The civil wars which are still going on have led to numerous cases of human rights violations.
The Myanmar Women’s Forum 2013 organized by the Myanmar Women’s Network (WON) and Women’s League of Burma (WLB) was held from September 20 to 22 in Yangon.
“It has already been 60 years since the civil war started. The number of women who have been sexually abused is countless. The government should bear responsibility of crimes perpetrated by its army. They should ensure justice for such crimes in accordance with the law”, said Naw Susanna Hla Hla Soe, Central Committee member of the WON.
The women’s organizations have demanded an end to civil wars, end of sex abuse, punishment of sex offenders and a review of all cases of abuse that took place within the last 60 years.
In Myanmar, sexual violence in conflict zones is ranked highest in crimes against women followed by domestic violence according to the WLB.
The Shan Women’s Action Network (SWAN) and Kachin Women’s Association Thailand (KWAT), member associations of the WLB, released a report in 2012 documenting sex abuse on women during civil wars and violation of human rights in Myanmar.
“Being sexually abused is a social taboo and some women commit suicide out of shame.
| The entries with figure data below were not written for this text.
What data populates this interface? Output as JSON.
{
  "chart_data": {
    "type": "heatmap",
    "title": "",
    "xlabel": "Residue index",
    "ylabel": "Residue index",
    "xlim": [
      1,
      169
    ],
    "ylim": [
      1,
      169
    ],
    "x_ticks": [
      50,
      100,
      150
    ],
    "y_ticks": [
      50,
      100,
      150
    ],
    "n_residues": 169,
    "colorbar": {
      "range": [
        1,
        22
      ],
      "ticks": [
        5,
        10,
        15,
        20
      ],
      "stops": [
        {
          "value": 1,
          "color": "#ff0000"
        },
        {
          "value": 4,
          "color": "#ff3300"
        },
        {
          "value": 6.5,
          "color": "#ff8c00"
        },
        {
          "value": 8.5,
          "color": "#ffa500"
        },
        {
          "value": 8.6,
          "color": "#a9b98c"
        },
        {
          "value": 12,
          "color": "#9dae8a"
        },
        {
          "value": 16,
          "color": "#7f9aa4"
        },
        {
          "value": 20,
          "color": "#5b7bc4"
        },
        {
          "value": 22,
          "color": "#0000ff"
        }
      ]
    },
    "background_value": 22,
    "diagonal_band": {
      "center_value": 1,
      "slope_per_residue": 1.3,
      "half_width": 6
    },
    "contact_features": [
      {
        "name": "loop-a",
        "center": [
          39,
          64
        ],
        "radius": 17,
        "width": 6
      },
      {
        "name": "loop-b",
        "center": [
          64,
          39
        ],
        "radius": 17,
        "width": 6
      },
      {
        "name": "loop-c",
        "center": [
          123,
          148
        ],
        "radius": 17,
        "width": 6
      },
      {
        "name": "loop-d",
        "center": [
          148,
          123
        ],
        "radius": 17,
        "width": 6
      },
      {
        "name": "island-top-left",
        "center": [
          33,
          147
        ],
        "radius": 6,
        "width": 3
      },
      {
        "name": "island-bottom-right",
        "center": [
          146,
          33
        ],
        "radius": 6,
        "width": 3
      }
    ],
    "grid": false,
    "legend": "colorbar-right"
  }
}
Some are forced into becoming commercial sex workers”, said Daw Tin Tin Nyo, General Secretary of the WLB.
KWAT has made a report titled Pushed to the Brink on sexually abused women and victims of trafficking in conflict zones in Kachin States. SWAN has also prepared a report named License to Rape after interviewing 150 women who are victims of sex abuse in Shan state.
“In most of the rape cases, the victims become the culprits because the real culprit have money and power. It is essential to watch over Judges and their verdicts”, said Daw Shwe Shwe Sein Latt, Central Committee member of the WON.
Daw Tin Tin Nyo told Mizzima that the least the government could do is take responsibility and make an apology to the victims.
The WLB will release a report in November, which will shed light on the lives of women who were abused by the military in conflict zones in Myanmar.